(Fortune) -- As a management writer, I had a good gig for a good long time: analyzing how others manage without having to do it myself. That recently changed. I became an editor at Fortune and found myself calling meetings, cajoling others to work with me, and doing the things I once loved to criticize.
So when a Houston company called the Birkman Method offered me the chance to get a read on my own flaws and faculties, I couldn't resist. Its test -- developed by Roger Birkman in 1951 after the World War II pilot and Ph.D. noticed how people's perceptions of one another hurt teamwork -- has been taken by more than 2.5 million people and used by the likes of Boeing (BA, Fortune 500) and Procter & Gamble (PG, Fortune 500). At $495 for individuals (corporate rates vary), it consists of 298 online questions and takes about 30 to 45 minutes. After that you get your results -- presented in a one-hour feedback session with a Birkman-trained consultant.
I settled in at my desk, expecting something complex; what I got was a series of seemingly repetitive true-and-false questions. Most had to do with what I believed "most people" did -- and alternatively what I believed I did. A sample: "Most people make excuses for their mistakes." (I don't.)

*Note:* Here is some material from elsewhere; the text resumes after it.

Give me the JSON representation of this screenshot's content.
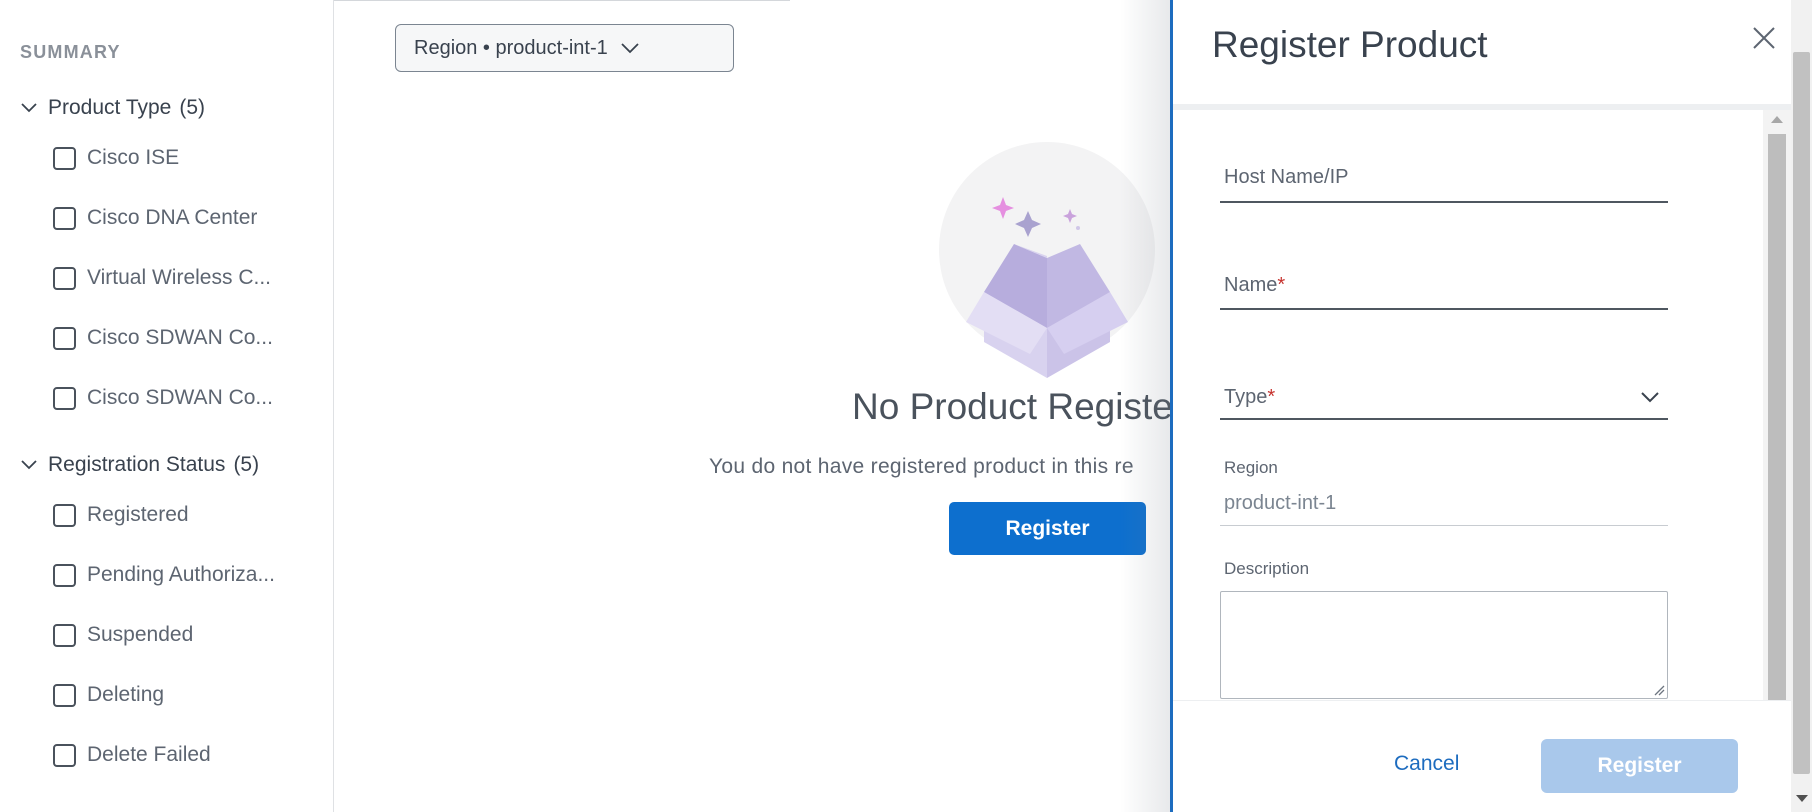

It is within those contrasts that the science lies, Birkman, now 91, says. Another differentiation is that Birkman looks at a person's "usual" behaviors and "stress behaviors," along with "underlying needs." Stress behaviors happen when those needs aren't met; you've seen it when your boss goes nuclear in a heartbeat.
I soon received the Birkman Preview, a 50-odd-page personalized analysis (more extensive reports are available). I was surprised, wowed even, by what I learned -- even though some of it was a tad disturbing. It has already affected the way I act at work.
The report placed me on a four-color grid in terms of my interests and activities, my "usual" style (me during normal times), my needs, and my stress behaviors. My interests put me deep in the blue quadrant, which means I'm a creative who likes working with ideas. My "usual" style fell into the green area, which correlates in my case to having a people-oriented and forceful style. (Those who know me call that "big-mouthed" and "blunt.")
Yet my own needs were the opposite. All that directness doesn't go over well when I'm on the receiving end. It turns out that I need to be appreciated and supported. It can be a problem in both managing and being managed, because I am an inadvertent hypocrite. If I don't get that support, stress behavior (evil Jennifer) appears. I become indecisive, pessimistic, and sensitive to criticism.
Another section, good for career changers, measures areas of interest. I'm in the right place. Literary was my best match, followed by music. (Did they know about my wedding-singer fantasies?) The worst: mechanical and outdoor work.
The Birkman Method's results weren't shocking, but they got me thinking about my interactions. The report provided several checklists of things such as "management style" (manages by delegation, a somewhat legalistic orientation) and "biggest mistakes you can make with her" (burdening her with unnecessary rules, interrupting).